Questi i messaggi sui quali concordano i clinici presenti alla tavola rotonda di ieri: Nicola Caporaso, Professore di Gastroenterologia dell’AOU Federico II di Napoli, Sabino De Placido, Ordinario di Oncologia medica dell’AOU Federico II di Napoli, Mario Delfino, Direttore UOC Dermatologia dell’AOU Federico II di Napoli e Gabriele Valentini, Ordinario di Reumatologia dell’Università degli studi della Campania “Luigi Vanvitelli”.
 
Il delicato ruolo che riveste il farmacista ospedaliero in materia di scelta dei farmaci biosimilari è stato oggetto delle considerazioni di Simona Creazzola, Presidente della Società Italiana di Farmacisti Ospedalieri: “Il farmacista ha da sempre un ruolo strategico nell’analisi e valutazione degli acquisti, pur lasciando al clinico la scelta del farmaco più opportuno per ogni paziente, come sancito dai più recenti position paper istituzionali.
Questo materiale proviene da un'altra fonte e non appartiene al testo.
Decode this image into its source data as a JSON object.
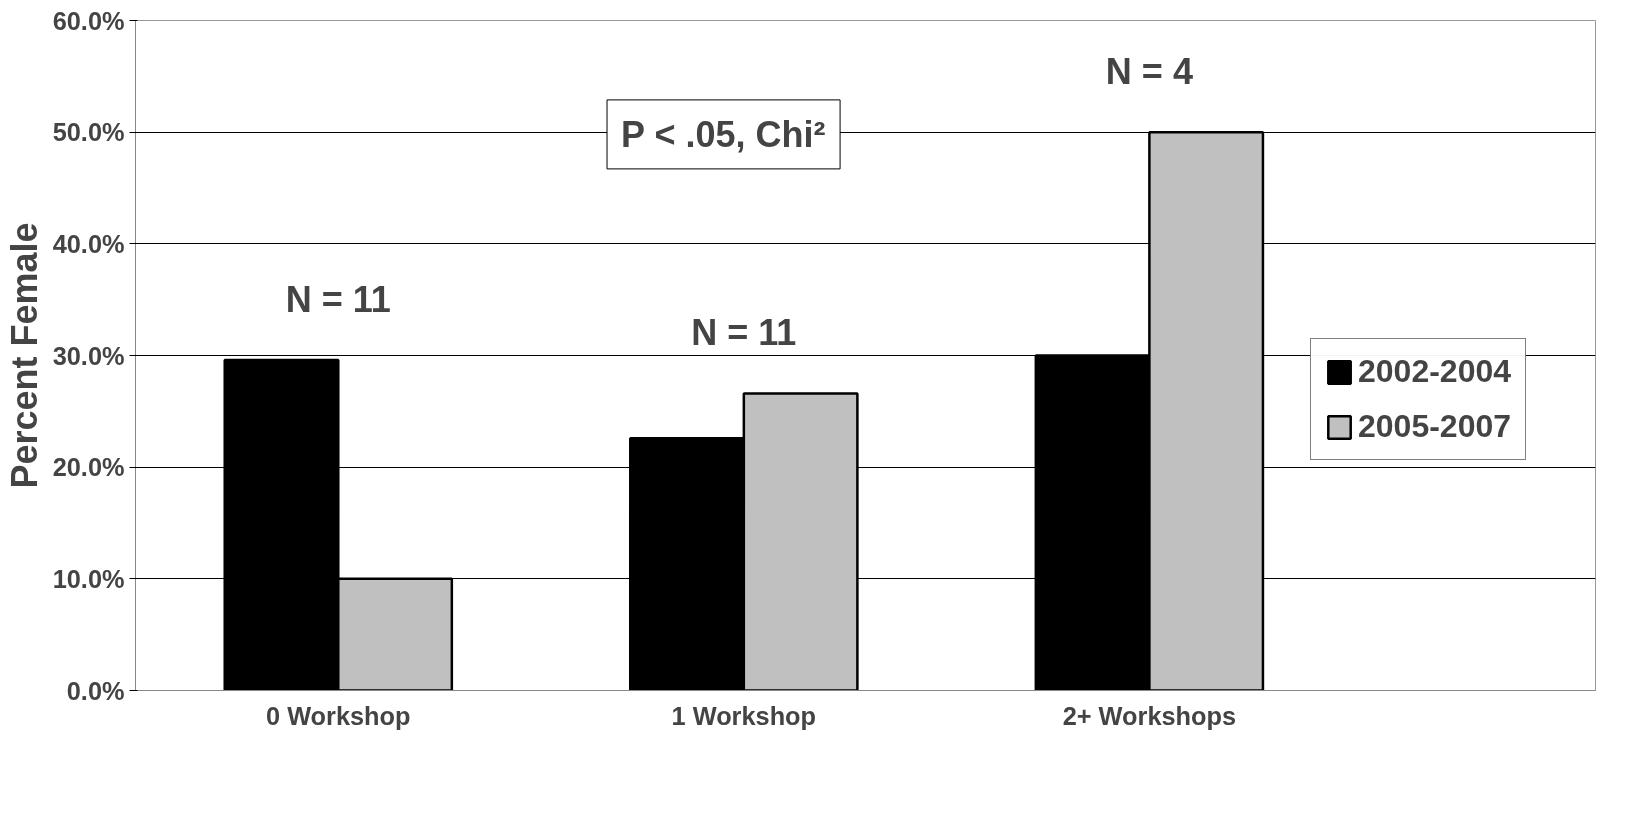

Il farmacista deve lavorare in stretta sinergia con il clinico per una migliore informazione e documentazione sulle disponibilità di acquisto dei farmaci biosimilari”.
 
In relazione al delicato tema delle malattie oncologiche, Fabrizio Capuano, delegato della Federazione Italiana delle Associazioni di Volontariati in Oncologia (Favo) per la regione Campania ha sottolineato che “… se la diffusione dell’utilizzo del biosimilare può aiutare a migliorare nel complesso l’offerta di servizi, i pazienti e le loro associazioni certamente daranno il loro contributo, anche alla luce dell’ultima norma sul consenso informato, per migliorare la performance d’utilizzo del biosimilare; è, però, fondamentale, che venga assicurata la garanzia assoluta sulla qualità del prodotto che viene offerto ai pazienti e sulla sua efficacia”.